14Enfin, pour arriver à la transaction bilatérale, il faut régler la question d’attribution et de transfert de droits de propriété, ce qui est loin d’être évident avec des biens proches du monde vivant comme les organismes génétiquement modifiés (OGM). L’auteur d’ailleurs souligne à juste titre les difficultés actuelles du droit du brevet pour faire la part entre les concepteurs et les producteurs du bien considéré et ceux qui produisent le milieu nécessaire à sa circulation et ses usages, ou encore entre les forces humaines et les forces naturelles comme dans le cas des organismes génétiquement modifiés. L’auteur milite alors pour un travail d’invention de nouvelles catégories juridiques en la matière.

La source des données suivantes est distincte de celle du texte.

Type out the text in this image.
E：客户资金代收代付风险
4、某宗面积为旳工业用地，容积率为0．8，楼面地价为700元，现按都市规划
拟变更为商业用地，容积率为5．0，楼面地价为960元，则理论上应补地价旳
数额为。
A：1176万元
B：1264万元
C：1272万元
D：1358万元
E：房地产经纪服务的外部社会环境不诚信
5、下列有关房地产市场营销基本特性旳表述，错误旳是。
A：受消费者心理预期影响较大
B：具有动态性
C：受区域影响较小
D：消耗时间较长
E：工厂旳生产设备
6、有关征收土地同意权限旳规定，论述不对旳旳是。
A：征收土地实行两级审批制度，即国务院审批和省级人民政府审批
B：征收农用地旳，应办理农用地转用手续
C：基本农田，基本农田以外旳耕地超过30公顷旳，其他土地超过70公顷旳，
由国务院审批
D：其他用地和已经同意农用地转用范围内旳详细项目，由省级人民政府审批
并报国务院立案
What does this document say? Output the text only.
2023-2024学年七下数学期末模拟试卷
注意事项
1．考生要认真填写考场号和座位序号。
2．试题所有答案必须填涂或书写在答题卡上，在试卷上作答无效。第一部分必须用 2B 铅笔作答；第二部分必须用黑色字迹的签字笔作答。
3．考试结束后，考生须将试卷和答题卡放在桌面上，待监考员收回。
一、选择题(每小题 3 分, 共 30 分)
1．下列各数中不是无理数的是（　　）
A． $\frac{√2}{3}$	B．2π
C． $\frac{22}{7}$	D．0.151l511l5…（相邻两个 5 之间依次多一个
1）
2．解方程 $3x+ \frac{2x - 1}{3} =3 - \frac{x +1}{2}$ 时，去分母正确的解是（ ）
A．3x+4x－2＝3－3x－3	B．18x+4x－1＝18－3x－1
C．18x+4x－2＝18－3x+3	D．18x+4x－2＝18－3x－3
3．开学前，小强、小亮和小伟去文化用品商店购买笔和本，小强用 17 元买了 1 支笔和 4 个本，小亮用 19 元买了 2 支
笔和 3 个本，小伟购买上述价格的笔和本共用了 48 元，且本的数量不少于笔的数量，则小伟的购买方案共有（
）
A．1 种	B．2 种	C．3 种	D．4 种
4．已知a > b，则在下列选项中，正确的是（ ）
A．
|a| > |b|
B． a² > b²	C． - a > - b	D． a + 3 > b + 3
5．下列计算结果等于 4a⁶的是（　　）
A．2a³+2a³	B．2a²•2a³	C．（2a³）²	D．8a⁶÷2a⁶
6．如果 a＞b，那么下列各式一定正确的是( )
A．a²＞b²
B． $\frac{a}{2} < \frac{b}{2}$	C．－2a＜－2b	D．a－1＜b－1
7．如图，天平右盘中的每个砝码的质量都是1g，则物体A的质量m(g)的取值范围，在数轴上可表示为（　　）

Les agences de qualification et de calcul

15Le second cadrage nécessaire à l’atteinte du statut de marchandise est de conférer aux différentes agences (individuelles et collectives) des capacités d’évaluation des biens, ou encore de « qualcul », pour indiquer que tout calcul (qui peut être seulement de type ordinal) repose sur une opération préalable de qualification des entités candidates à l’échange. Il souligne l’importance des opérations de catégorisation, des jeux de langage donnant un sens particulier aux transactions [3]. Mais l’équipement des agences ne s’arrête pas aux classifications langagières et comprend tout un ensemble de dispositifs de jugement [4], de comptabilité et d’outils de calcul, dont les derniers nés sont les algorithmes permettant différentes pratiques de profiling et de scoring (p. 194).

16Ces évaluations distribuées entre les agents et leurs « prothèses sociocognitives » contribuent au fait que le processus de qualification et d’évaluation des biens se déploie dans l’espace et dans le temps, processus qui transforme les biens et en retour relance les évaluations (p. 166). Ce processus récurrent de qualification-requalification des biens fait que l’auteur n’est pas conduit à distinguer les produits et les services, donnant ainsi plus de généralité à son approche que n’en a celle de Boltanski et Esquerre (2017) centrée sur la marchandise.

17Mais, un autre point important est que dans la concurrence entre différentes agences de « qualcul », c’est celle qui possède les plus grandes capacités qui risque d’imposer son pouvoir de qualification des biens (p. 197), introduisant ici une asymétrie de pouvoir et donc d’opportunité de domination (cas du rapport d’un supermarché à ses clients ou encore du marché de l’immobilier comme l’ont bien montré les travaux de Pierre Bourdieu).

18C’est donc la plongée dans la description des équipements calculatoires qui permet de repérer l’emprise des marchés capitalistes, en particulier à travers l’identification de nouvelles coalitions entre agences intégrant ces équipements, comme on peut le voir aujourd’hui dans le domaine des plateformes numériques et des accords entre Google, Apple, Facebook, Amazon et Microsoft (les GAFAM). En mettant en évidence ces jeux d’alliances entre des agences, l’analyse proposée par Callon explique le « pouvoir de valorisation » de certains « agents/agences », non pas en référence à leur légitimité, ou à leur capital symbolique, mais en référence au nombre de connexions qu’une ils/elles peuvent établir (rejoignant ici la notion de « point de passage obligé » développée dans le cadre des énoncés scientifiques). Ainsi, les façons de « qualculer » engendrent des interdépendances stratégiques entre les agences ; ce qui pose avec acuité, d’un point de vue politique, la question de leur contrôle.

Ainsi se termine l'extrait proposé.